Dengan malas Kris pun bangkit dari tempat duduknya lalu memberi hormat kepada seongsanim didepam sebelum memperkenalkan namanya.
Annyeonghaseyo Wu Yi Fan imnida“. Ucap Kris memperkenalkan namanya lalu kembali duduk di bangkunya.
Suho saengsaenim seperti memasang wajah terkejut, namun seketika wajahnya kembali seperti biasa.
“Baiklah kalau begitu kita mulai saja pelajarannya, dann untuk…”.
Ucap Suho tergantung, semua murid pun menatap bingung kearahnya.
Kris pu langsung menatap dingin kearah Suho dan menggeleng pelan seperti memberi kode.
Suho mengangguk kecil seperti mengerti maksudnya.
“Anak baru itu semoga kau cepat beradaptasi disini”. Lanjut Suho sambil memasang senyum kaku.
‘Guru aneh, bisa-bisa Xiumin menyukai guru seperti ini’. Ejek Chen dalam hati sambil menoleh kearah Xiumin yang masih memasang wajah aegyo nya kearah Suho didepan.
Kris terlihat menghela nafas lega.
-skip-
@ jam istirahat.
Setelah mendengar lonceng para murid pun langsung berhamburan keluar kelas. Tapi tidak dengan kelas XII-4 seluruh murid yeoja menghampiri Kris membuat para namja yang lain merasa iri.

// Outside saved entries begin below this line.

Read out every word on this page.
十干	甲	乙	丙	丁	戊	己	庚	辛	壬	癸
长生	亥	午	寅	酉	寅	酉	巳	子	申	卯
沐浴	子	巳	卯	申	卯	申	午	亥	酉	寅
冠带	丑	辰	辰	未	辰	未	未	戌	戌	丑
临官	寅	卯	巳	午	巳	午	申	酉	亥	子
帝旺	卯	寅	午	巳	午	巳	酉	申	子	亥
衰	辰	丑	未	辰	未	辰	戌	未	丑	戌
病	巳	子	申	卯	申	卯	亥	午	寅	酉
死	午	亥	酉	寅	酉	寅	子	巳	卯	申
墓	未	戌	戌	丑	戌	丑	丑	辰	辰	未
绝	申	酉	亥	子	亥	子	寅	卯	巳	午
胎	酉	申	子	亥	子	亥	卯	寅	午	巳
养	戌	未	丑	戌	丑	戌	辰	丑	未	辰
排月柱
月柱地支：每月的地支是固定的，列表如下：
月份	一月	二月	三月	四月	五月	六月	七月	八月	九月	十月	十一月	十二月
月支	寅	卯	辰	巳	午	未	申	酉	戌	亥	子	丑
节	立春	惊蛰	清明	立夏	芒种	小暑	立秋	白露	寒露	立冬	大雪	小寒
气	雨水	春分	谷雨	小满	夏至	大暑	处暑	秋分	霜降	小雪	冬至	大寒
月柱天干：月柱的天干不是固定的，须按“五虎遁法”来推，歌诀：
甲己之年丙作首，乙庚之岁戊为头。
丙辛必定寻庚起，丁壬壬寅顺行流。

“Tsk ! Dasar yeoja-yeoja jaman sekarang, nggak bisa lihat yang bening sedikit”. Gerutu Chanyeol melihat kerumunan yeoja-yeoja di meja Kris, di ikuti anggukan dari yang lain.
Yaa.. ada yang melihat Luhan ku kemana?”. Tanya Sehun seperti kebakaran jenggot.
Haaiisss.. ! Kau tidak lihat apa, tuhh..”. Tunjuk Baekhyun kearah kerumunan Yeoja-yeoja itu.
MWO !!!“. Pekik Sehun terkejut.
Dan benar saja, Luhan, Tao dan Xiumin sudah ikut ambil bagian di dalam kerumunan Yeoja-yeoja itu.
ANDWE !!!“. Teriak Sehun histeris lalu mengahampiri Luhan dan menariknya menjauh dari krumunan itu.
Chen, Baekhyun, Chanyeol, Chen dan Lay hanya tertawa geli melihat Sehun memarahi Luhan habis-habisan lalu menariknya keluar dari kelas.
“Kris, ayo kita kekantin bareng”
“Kris, kau harus datang keacara ulang tahun ku”
“Huuwaaa.. neomu kyeopta..”
Dan masih banyak lagi ucapan para yeoja itu untuk merebut perhatian Kris.
“CUKUP !!!!”. Bentak Kris sambil menggebrak mejanya cukup keras.
Membuat para yeoja-yeoja itu berhenti berbicara dan menatap Kris terkejut.
Kris menatap  risih satu-satu kearah yeoja-yeoja yang berkerumun di depannya lalu berlalu meninggalkan tempat duduknya.
Para yeoja-yeoja itu pun memasang wajah kecawa, termasuk Tao dan Xiumin.
Lay yang melihat ekspresi wajah Tao seperti itu terkekeh sendiri.
“Kau kenapa Lay?”. Tanya Chen bingung melihat Lay tertawa sendiri tanpa sebab.
“Ah.. gwenchana-ge“. Jawabnya santai lalu kembali fokus dengan perbincangan mereka.